The rocky shores and gravel beaches at the entrance to the bay are a habitat for common seashore snails, chitons, acorn barnacles, small black mussels and tubeworms. However, the introduced Pacific oyster has also been colonising the area.

The reserve also extends out of the bay to the sandy muds in the Tāmaki Strait and around Passage Rock. The water around the rock is a habitat for horse mussels, large seaweeds, crayfish and snapper. Tarāpunga (red-billed gulls), karoro (black-backed gulls), tara (white-fronted terns) and kawau paka (little shags) all nest on Passage Rock.

The reserve also includes deeper areas off Ōtakawhe Bay at the entrance to Waiheke Channel, where tidal currents expose shell patches that sponges, anemones and soft corals colonise.

==History==

In pre-European times, the bay was an important food-gathering and waka landing area for Māori, particularly Ngāti Paoa. It remains historically, spiritually and culturally important.

The reserve was established in 2003. A pre-existing oyster farm within the deeper waters of the reserve was excluded from the technical description of the reserve.

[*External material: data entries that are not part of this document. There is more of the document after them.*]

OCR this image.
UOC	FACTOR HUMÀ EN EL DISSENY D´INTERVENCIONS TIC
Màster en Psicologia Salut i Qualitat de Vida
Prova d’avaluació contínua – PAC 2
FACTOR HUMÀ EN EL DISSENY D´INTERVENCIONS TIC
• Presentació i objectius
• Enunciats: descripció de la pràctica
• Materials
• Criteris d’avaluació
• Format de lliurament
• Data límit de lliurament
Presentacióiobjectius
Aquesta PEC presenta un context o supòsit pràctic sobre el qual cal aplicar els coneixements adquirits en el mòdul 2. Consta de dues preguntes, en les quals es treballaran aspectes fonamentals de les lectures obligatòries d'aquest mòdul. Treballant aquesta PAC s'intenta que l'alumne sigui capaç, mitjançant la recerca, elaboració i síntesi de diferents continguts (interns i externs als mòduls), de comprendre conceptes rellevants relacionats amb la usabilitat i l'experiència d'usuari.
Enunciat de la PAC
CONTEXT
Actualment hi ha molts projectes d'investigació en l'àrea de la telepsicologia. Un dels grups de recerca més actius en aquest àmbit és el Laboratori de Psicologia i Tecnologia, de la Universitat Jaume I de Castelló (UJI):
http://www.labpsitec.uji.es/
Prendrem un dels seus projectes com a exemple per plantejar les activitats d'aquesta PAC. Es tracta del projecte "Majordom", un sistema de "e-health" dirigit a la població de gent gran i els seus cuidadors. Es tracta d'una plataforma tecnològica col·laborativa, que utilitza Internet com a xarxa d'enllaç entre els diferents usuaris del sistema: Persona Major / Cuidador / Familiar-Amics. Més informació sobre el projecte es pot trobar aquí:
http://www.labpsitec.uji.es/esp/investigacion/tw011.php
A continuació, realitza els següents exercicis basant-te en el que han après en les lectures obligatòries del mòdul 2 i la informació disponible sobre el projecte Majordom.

Twelve people were charged with unlawfully taking marine life from the reserve in 2020.

==Recreation==

A range of activities are banned in the marine reserve, including fishing, taking or killing marine life, and moving or removing any marine life or materials. People must not feed fish as it disturbs their natural behaviour, and they must take care when anchoring to avoid damaging the sea floor.

Swimming, diving, boating and kayaking are all permitted within the reserve. Snorkelling is also allowed, but the tidal bay is often murky and not always suitable for snorkelling.

Walking is also possible in the bay, but some cliff-top sections can be hazardous and some parts of the track are steep. Walkers need good walking footwear and all-weather gear, and must keep to the tracks and respect private property. Lighting fires is not permitted.